An education worth pursuing
Let's take a look at just one incident: the Great Depression that decimated the United States in the 1930's. If you do a Google search on "Great Depression" +cause +US (because the depression hit virtually every country in the world), you get about 138,000 hits. This isn't everything there is to know, or every reference to, the Great Depression, but just those that mentions the cause of the Great Depression, and that focuses primarily on the United States.
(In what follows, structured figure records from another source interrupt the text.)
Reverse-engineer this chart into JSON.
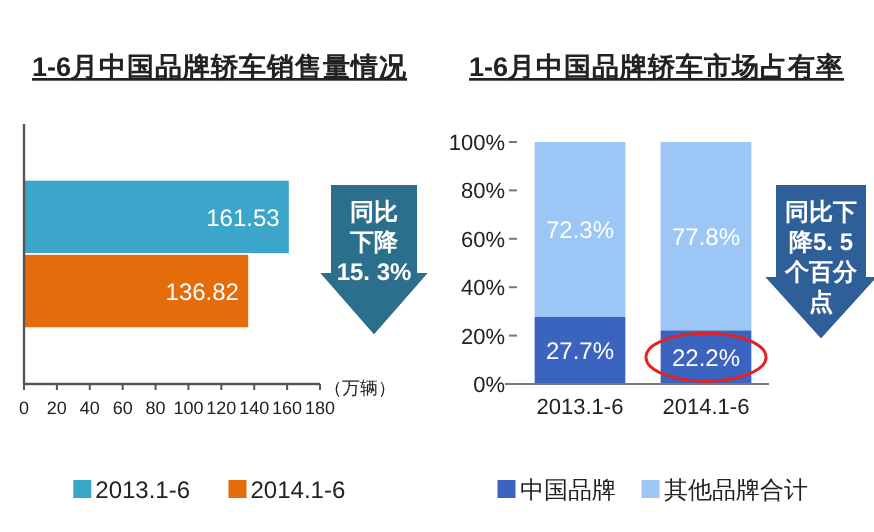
{
  "chart_data": [
    {
      "type": "bar",
      "title": "1-6月中国品牌轿车销售量情况",
      "orientation": "horizontal",
      "categories": [
        null
      ],
      "series": [
        {
          "name": "2013.1-6",
          "color": "#3ba6c9",
          "values": [
            161.53
          ]
        },
        {
          "name": "2014.1-6",
          "color": "#e46c0a",
          "values": [
            136.82
          ]
        }
      ],
      "xlim": [
        0,
        180
      ],
      "xticks": [
        0,
        20,
        40,
        60,
        80,
        100,
        120,
        140,
        160,
        180
      ],
      "xlabel": "（万辆）",
      "data_labels": true,
      "legend": "bottom",
      "annotations": [
        "同比下降15. 3%"
      ]
    },
    {
      "type": "bar",
      "title": "1-6月中国品牌轿车市场占有率",
      "stacked": true,
      "categories": [
        "2013.1-6",
        "2014.1-6"
      ],
      "series": [
        {
          "name": "中国品牌",
          "color": "#3b64c0",
          "values": [
            27.7,
            22.2
          ],
          "value_labels": [
            "27.7%",
            "22.2%"
          ]
        },
        {
          "name": "其他品牌合计",
          "color": "#9cc6f6",
          "values": [
            72.3,
            77.8
          ],
          "value_labels": [
            "72.3%",
            "77.8%"
          ]
        }
      ],
      "ylim": [
        0,
        100
      ],
      "yticks": [
        {
          "value": 0,
          "label": "0%"
        },
        {
          "value": 20,
          "label": "20%"
        },
        {
          "value": 40,
          "label": "40%"
        },
        {
          "value": 60,
          "label": "60%"
        },
        {
          "value": 80,
          "label": "80%"
        },
        {
          "value": 100,
          "label": "100%"
        }
      ],
      "legend": "bottom",
      "annotations": [
        "同比下降5. 5个百分点"
      ]
    }
  ]
}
Google brings up just about anything and everything that has the words queried against in the article it retrieves, but is it worthwhile information? The first link up is Lecture 18 of thirty from a History 102 course given by the University of Wisconsin. The entire class notes are online, offering anyone wanting to study them a chance to get the same information offered in the class itself. Of course, these are just the class notes, and I don't find a link to the textbook, but that's not really important. By checking with Google, one can find a vast array of related information that would provide far greater knowledge than any single textbook, or from sitting in the class for four and a half months. There's information from several conflicting viewpoints, and hotlinks to supporting data, statistics, and even first-person accounts. There are articles from more than 30 "reference" sources - Encarta, Encyclopedia Brittanica, Webster's Dictionary, Google, and more. There are sites providing everything from snippets of information, course outlines, and reviews to entire scholarly dissertations on minute points. Just reviewing the first 70 items revealed work, class notes, assignments, and general study guides for a half-dozen different colleges and universities, and data from at least five government agencies.
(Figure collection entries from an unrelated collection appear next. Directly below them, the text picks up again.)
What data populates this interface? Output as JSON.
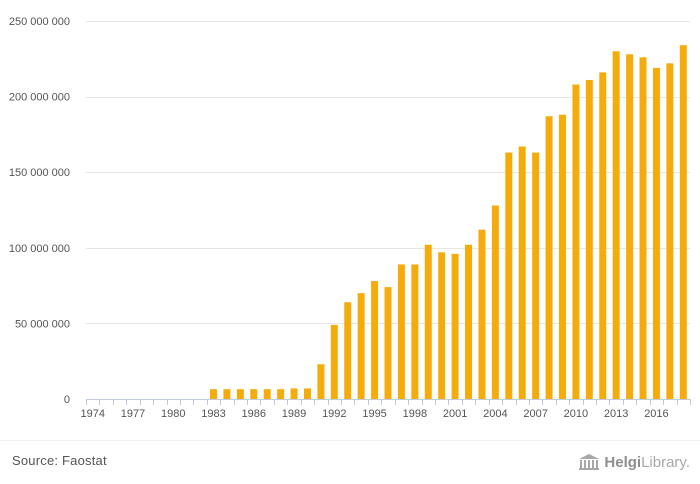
{
  "chart_data": {
    "type": "bar",
    "categories": [
      "1974",
      "1975",
      "1976",
      "1977",
      "1978",
      "1979",
      "1980",
      "1981",
      "1982",
      "1983",
      "1984",
      "1985",
      "1986",
      "1987",
      "1988",
      "1989",
      "1990",
      "1991",
      "1992",
      "1993",
      "1994",
      "1995",
      "1996",
      "1997",
      "1998",
      "1999",
      "2000",
      "2001",
      "2002",
      "2003",
      "2004",
      "2005",
      "2006",
      "2007",
      "2008",
      "2009",
      "2010",
      "2011",
      "2012",
      "2013",
      "2014",
      "2015",
      "2016",
      "2017",
      "2018"
    ],
    "values": [
      0,
      0,
      0,
      0,
      0,
      0,
      0,
      0,
      0,
      6500000,
      6500000,
      6500000,
      6500000,
      6500000,
      6500000,
      7000000,
      7000000,
      23000000,
      49000000,
      64000000,
      70000000,
      78000000,
      74000000,
      89000000,
      89000000,
      102000000,
      97000000,
      96000000,
      102000000,
      112000000,
      128000000,
      163000000,
      167000000,
      163000000,
      187000000,
      188000000,
      208000000,
      211000000,
      216000000,
      230000000,
      228000000,
      226000000,
      219000000,
      222000000,
      234000000
    ],
    "ylim": [
      0,
      250000000
    ],
    "yticks": [
      0,
      50000000,
      100000000,
      150000000,
      200000000,
      250000000
    ],
    "ytick_labels": [
      "0",
      "50 000 000",
      "100 000 000",
      "150 000 000",
      "200 000 000",
      "250 000 000"
    ],
    "xtick_labels": [
      "1974",
      "1977",
      "1980",
      "1983",
      "1986",
      "1989",
      "1992",
      "1995",
      "1998",
      "2001",
      "2004",
      "2007",
      "2010",
      "2013",
      "2016"
    ],
    "title": "",
    "xlabel": "",
    "ylabel": "",
    "grid": "horizontal",
    "bar_color": "#f5ac0a",
    "grid_color": "#e6e6e6",
    "axis_color": "#c0cbe0"
  },
  "footer": {
    "source_label": "Source: Faostat",
    "brand_bold": "Helgi",
    "brand_light": "Library",
    "brand_dot": "."
  }
}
I've researched more than 40 topics in the last two weeks, and the amount of information I've retrieved has been astounding for every single one of them. I've also found that changing the word order in the query will change the way the list is displayed, and may or may not change the number of hits. It really doesn't matter - the number of hits for almost every major event in world history returns anywhere from 500 to 5 million hits (do a query on "World War II" - 5,060,000 hits in less than a minute!). Of course, it's like the old saying, "you have to kiss a lot of frogs before you find your prince charming" - you have to look at dozens, sometimes even hundreds, of Google hits before you find the one with the answer you're looking for. The more you know about Google, the more you know about how search algorythms work, and the greater skill you have in properly wording your request, the more likely you'll get the results you want more quickly.
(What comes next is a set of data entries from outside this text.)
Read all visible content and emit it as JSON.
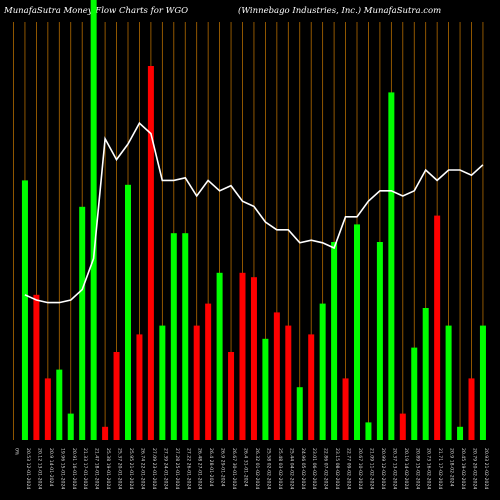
{
  "title_left": "MunafaSutra  Money  Flow  Charts for WGO",
  "title_right": "(Winnebago  Industries,  Inc.) MunafaSutra.com",
  "chart_data": {
    "type": "bar",
    "title": "MunafaSutra Money Flow Charts for WGO",
    "subtitle": "(Winnebago Industries, Inc.) MunafaSutra.com",
    "colors": {
      "up": "#00ff00",
      "down": "#ff0000",
      "line": "#ffffff",
      "grid": "#b36b00",
      "background": "#000000"
    },
    "ylim": [
      0,
      100
    ],
    "categories": [
      "0%",
      "20.53 12-01-2024",
      "20.12 13-01-2024",
      "20.9 14-01-2024",
      "19.96 15-01-2024",
      "20.91 16-01-2024",
      "21.33 17-01-2024",
      "21.47 18-01-2024",
      "25.38 19-01-2024",
      "25.37 20-01-2024",
      "25.95 21-01-2024",
      "26.74 22-01-2024",
      "27.09 23-01-2024",
      "27.39 24-01-2024",
      "27.28 25-01-2024",
      "27.22 26-01-2024",
      "26.48 27-01-2024",
      "26.4 28-01-2024",
      "26.9 29-01-2024",
      "26.67 30-01-2024",
      "26.4 31-01-2024",
      "26.32 01-02-2024",
      "25.58 02-02-2024",
      "25.48 03-02-2024",
      "25.44 04-02-2024",
      "24.96 05-02-2024",
      "23.01 06-02-2024",
      "22.86 07-02-2024",
      "23.15 08-02-2024",
      "22.77 09-02-2024",
      "20.67 10-02-2024",
      "21.09 11-02-2024",
      "20.99 12-02-2024",
      "20.37 13-02-2024",
      "20.19 14-02-2024",
      "20.89 15-02-2024",
      "20.73 16-02-2024",
      "21.71 17-02-2024",
      "20.9 18-02-2024",
      "20.45 19-02-2024",
      "20.79 20-02-2024",
      "20.93 21-02-2024"
    ],
    "bar_values": [
      0,
      59,
      33,
      14,
      16,
      6,
      53,
      100,
      3,
      20,
      58,
      24,
      85,
      26,
      47,
      47,
      26,
      31,
      38,
      20,
      38,
      37,
      23,
      29,
      26,
      12,
      24,
      31,
      45,
      14,
      49,
      4,
      45,
      79,
      6,
      21,
      30,
      51,
      26,
      3,
      14,
      26
    ],
    "bar_colors": [
      "none",
      "green",
      "red",
      "red",
      "green",
      "green",
      "green",
      "green",
      "red",
      "red",
      "green",
      "red",
      "red",
      "green",
      "green",
      "green",
      "red",
      "red",
      "green",
      "red",
      "red",
      "red",
      "green",
      "red",
      "red",
      "green",
      "red",
      "green",
      "green",
      "red",
      "green",
      "green",
      "green",
      "green",
      "red",
      "green",
      "green",
      "red",
      "green",
      "green",
      "red",
      "green"
    ],
    "line_values": [
      null,
      41,
      40,
      39.5,
      39.5,
      40,
      42,
      48,
      71,
      67,
      70,
      74,
      72,
      63,
      63,
      63.5,
      60,
      63,
      61,
      62,
      59,
      58,
      55,
      53.5,
      53.5,
      51,
      51.5,
      51,
      50,
      56,
      56,
      59,
      61,
      61,
      60,
      61,
      65,
      63,
      65,
      65,
      64,
      66
    ]
  }
}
Of course, some people aren't really interested in the TRUTH, only what they want to say, or to repeat from "their" guy in politics, in sports, or whatever. The differences from fifty years ago, when I first started visiting libraries on a regular basis, and now are unbelievable. There is more information at my fingertips as I sit here typing than there was in the entire Louisiana Parish I lived in back then - and there was one four-year college and a separate two-year college in the two nearest large towns. The person trying to feed false information into a debate has a much harder time today - the information is only a query (and a few dozen mouse clicks) away. If the attempt is done in a public venue, there's a growing chance someone in the venue knows enough to run circles around the perpetrator of the false data. Even if there's NOT an expert readily available, within 24 hours the Internet will come up with not one, but a dozen.
So why are there so many lies making the rounds of the Internet? Part of the answer is laziness - someone finds it easier to forward the falsehoods than to research them and debunk them. Another part of the answer is that many of the people who hear the lie WANT to believe it, and gleefully spread it across the blogosphere at light-speed. Some people have a hard time searching for things - from lack of skills, from lack of understanding the way search engines work, from lack of experience, and from downright fear of doing anything but the most simple things on their computer. The lies spread, rather than be killed.
This is exactly what the people that created the lie in the first place want. They want it to be replicated around the world, spread to as many machines as possible, hoping that some of the lie sticks. They may want to change an opinion, create a demand (or kill it), to undermine someone's credibility, destroy faith, or simply see how far their lie will go before someone can kill it.
A few sites, like Snopes, Junk Science, and Fact Check, can make checking easy, and do a good job of debunking a lot of the untruths deliberately being spread around the world today. For many of the rest, it's up to those of us who value truth over fiction, and reality over make-believe. As for me personally, I'd rather be hated for telling the truth than loved for telling a lie.